Welcome to 2024! As we wade into the new year, you will undoubtedly read and hear a wide range of forecasts predicting what financial markets are going to bring us over the next 12 months. While taking in a range of predictions and forecasts is informative and can provide valuable market color and data, keep in mind that these are all just guesses about the future. Putting too much weight on strategies that require correctly timing the market could be detrimental should forecasts turn out to be incorrect. Yes, all of the forecasts you come across will (hopefully) be well researched, backed by sound and logical thinking, and will be rational. This does not mean that they are going to come to fruition. Come December 31st, for every money manager out there that was correct with their predictions there will likely be multiples more that were not even close (What percent of active managers actually outperform the market?).

Just how difficult is it to accurately predict the future on a consistent basis? The chart below shines some light on the question by highlighting the prediction for the 10-year Treasury yield at the beginning of each year (red lines) based on the Survey of Professional Forecasters which is conducted by the Philadelphia Federal Reserve. The blue line shows actual 10-year Treasury yields. Notice how often these predictions were correct. Predicting the future is hard. Unforeseen events happen on a regular basis and often determine the direction of the financial markets.

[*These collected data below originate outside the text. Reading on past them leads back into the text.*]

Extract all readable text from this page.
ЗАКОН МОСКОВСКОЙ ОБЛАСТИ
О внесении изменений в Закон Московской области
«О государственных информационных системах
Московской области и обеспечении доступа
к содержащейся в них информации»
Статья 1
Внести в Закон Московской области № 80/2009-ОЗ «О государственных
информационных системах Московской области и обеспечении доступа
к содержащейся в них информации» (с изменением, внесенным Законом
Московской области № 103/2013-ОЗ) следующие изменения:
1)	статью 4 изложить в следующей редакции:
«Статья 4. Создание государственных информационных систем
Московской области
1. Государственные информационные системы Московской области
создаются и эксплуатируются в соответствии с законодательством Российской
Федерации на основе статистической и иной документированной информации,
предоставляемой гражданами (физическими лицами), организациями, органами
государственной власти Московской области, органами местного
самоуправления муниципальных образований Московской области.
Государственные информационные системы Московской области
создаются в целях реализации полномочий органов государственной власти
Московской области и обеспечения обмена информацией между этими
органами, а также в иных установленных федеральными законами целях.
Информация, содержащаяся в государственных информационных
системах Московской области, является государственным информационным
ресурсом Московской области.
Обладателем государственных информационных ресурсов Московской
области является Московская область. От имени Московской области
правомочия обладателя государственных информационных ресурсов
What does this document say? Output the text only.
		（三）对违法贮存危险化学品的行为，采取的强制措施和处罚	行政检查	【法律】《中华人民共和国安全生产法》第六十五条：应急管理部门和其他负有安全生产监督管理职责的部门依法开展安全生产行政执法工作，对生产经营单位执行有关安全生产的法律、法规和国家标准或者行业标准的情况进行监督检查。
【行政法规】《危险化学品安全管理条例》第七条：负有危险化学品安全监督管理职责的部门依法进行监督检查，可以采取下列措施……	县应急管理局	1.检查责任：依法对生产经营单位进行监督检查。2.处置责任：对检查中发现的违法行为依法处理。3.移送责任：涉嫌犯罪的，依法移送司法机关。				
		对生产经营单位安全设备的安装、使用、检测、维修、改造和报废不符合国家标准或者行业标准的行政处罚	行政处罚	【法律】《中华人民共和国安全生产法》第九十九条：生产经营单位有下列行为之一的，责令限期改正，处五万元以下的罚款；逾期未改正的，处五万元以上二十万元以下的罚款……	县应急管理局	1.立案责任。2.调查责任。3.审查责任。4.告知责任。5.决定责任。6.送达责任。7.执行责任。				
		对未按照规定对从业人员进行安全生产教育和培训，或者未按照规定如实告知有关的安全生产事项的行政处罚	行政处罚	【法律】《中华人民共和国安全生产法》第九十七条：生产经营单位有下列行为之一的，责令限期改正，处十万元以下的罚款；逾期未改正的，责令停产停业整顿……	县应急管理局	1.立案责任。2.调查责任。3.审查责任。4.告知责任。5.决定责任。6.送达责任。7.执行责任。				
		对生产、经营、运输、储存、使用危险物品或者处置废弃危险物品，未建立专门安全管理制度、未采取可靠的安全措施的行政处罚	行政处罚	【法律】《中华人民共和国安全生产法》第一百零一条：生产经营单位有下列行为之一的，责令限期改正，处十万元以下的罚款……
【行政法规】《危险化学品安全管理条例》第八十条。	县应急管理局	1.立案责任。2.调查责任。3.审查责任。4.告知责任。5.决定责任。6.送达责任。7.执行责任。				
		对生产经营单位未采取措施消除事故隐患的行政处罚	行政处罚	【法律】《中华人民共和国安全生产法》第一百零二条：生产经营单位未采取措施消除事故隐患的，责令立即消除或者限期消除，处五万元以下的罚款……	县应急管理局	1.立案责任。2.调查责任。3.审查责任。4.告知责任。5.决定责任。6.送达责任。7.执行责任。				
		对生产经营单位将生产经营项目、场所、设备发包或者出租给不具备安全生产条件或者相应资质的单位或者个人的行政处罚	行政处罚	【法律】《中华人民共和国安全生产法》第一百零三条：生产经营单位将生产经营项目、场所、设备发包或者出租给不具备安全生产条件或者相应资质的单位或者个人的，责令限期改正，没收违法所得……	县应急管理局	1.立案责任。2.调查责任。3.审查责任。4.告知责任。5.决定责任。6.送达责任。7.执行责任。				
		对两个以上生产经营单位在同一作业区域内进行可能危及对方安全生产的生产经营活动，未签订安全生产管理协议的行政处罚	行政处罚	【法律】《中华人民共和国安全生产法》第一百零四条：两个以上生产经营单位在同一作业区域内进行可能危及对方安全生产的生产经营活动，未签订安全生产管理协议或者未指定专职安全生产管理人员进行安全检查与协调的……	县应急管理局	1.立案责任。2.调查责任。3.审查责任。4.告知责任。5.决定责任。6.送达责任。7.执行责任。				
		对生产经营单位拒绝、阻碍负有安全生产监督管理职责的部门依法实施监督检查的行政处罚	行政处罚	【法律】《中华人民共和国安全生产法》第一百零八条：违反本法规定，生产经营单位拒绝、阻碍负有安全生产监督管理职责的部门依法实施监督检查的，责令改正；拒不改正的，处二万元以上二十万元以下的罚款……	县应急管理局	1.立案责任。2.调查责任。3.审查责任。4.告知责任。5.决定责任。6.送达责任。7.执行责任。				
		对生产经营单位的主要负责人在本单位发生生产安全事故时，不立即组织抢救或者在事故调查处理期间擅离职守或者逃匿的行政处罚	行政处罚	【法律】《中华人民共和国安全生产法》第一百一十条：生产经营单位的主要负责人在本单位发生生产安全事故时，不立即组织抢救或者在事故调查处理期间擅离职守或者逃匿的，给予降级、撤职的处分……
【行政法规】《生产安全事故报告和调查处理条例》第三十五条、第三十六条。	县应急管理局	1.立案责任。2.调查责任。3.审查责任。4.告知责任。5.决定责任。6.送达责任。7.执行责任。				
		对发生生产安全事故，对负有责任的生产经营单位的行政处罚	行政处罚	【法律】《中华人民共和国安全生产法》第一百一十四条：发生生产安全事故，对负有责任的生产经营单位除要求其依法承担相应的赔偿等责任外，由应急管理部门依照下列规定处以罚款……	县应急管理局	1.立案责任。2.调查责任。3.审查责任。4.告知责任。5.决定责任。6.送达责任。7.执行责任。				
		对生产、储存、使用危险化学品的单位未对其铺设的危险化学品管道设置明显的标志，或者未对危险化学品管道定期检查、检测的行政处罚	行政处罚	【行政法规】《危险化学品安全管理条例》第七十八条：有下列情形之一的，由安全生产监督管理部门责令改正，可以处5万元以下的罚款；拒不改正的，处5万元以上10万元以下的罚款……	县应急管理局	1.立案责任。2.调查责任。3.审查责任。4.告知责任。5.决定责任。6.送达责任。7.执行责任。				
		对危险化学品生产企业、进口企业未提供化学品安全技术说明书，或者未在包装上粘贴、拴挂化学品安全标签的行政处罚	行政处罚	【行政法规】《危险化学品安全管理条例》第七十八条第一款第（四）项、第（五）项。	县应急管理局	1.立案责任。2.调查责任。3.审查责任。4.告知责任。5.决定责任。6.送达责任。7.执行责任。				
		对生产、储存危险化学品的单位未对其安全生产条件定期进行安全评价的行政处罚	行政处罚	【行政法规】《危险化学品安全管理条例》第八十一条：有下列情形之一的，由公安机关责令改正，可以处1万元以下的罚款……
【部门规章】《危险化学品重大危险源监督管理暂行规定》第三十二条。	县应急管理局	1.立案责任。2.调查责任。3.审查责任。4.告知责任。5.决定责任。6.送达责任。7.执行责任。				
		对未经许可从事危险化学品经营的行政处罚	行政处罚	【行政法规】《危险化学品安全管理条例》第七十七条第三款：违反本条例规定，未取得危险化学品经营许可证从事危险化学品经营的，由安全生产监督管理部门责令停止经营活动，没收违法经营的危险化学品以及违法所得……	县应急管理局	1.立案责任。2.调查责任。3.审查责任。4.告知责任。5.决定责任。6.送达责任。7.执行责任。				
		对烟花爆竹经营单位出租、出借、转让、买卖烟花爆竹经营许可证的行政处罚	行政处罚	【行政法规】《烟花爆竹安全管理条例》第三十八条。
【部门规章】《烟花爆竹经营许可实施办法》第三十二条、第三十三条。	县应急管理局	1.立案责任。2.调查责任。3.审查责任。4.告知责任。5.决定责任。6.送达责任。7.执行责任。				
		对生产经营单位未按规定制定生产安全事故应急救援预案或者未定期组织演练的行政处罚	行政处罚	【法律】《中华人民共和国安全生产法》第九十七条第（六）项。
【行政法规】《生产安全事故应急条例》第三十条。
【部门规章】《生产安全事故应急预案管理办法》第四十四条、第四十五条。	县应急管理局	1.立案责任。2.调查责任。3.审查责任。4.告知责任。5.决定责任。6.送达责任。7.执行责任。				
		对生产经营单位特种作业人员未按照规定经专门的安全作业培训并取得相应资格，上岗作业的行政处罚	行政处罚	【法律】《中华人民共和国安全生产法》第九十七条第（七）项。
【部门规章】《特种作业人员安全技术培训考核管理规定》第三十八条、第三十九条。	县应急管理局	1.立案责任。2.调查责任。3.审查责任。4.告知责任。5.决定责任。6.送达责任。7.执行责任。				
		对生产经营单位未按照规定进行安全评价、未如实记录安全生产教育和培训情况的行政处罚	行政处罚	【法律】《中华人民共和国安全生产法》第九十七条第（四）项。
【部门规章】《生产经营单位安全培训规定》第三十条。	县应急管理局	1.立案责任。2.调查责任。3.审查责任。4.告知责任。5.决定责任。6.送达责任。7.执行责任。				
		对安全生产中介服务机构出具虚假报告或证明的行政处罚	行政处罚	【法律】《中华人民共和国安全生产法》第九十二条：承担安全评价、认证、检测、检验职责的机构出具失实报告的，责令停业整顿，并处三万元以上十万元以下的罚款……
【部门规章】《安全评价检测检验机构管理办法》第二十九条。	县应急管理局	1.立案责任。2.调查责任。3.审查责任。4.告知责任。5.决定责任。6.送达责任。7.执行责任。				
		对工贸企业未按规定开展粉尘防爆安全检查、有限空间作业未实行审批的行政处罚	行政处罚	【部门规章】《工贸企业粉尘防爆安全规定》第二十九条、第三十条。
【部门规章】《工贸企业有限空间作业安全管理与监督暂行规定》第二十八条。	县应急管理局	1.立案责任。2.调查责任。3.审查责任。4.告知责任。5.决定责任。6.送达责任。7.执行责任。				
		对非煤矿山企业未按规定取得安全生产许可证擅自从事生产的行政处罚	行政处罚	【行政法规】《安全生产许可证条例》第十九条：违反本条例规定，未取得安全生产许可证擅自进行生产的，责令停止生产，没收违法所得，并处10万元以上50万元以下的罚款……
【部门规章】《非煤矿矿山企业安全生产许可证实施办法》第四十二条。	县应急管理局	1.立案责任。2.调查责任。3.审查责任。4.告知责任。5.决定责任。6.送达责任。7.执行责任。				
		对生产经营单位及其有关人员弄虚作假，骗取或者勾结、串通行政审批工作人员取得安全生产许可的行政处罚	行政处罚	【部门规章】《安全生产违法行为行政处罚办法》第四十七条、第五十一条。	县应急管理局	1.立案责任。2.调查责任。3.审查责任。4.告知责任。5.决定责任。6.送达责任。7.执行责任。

 10 Year Treasury Forecasts Vs Actual

What does this mean for fixed income investors? The beautiful thing about owning individual bonds is that returns are not dependent on what the market does in the future. For buy-and-hold investors, once a bond is purchased, its yield, cash flow, and maturity value are locked in and are unaffected by changes in interest rates*. If you buy a 5-year bond yielding 5% today, it doesn’t matter what interest rates do over the next 5 years. Currently, although yields are off their recent highs of a few months ago, they still remain at some of the most attractive levels in over a decade. In the face of an endless stream of predictions and forecasts, putting money to work in an investment vehicle that requires neither is something to consider as we wade into the unknowns of 2024.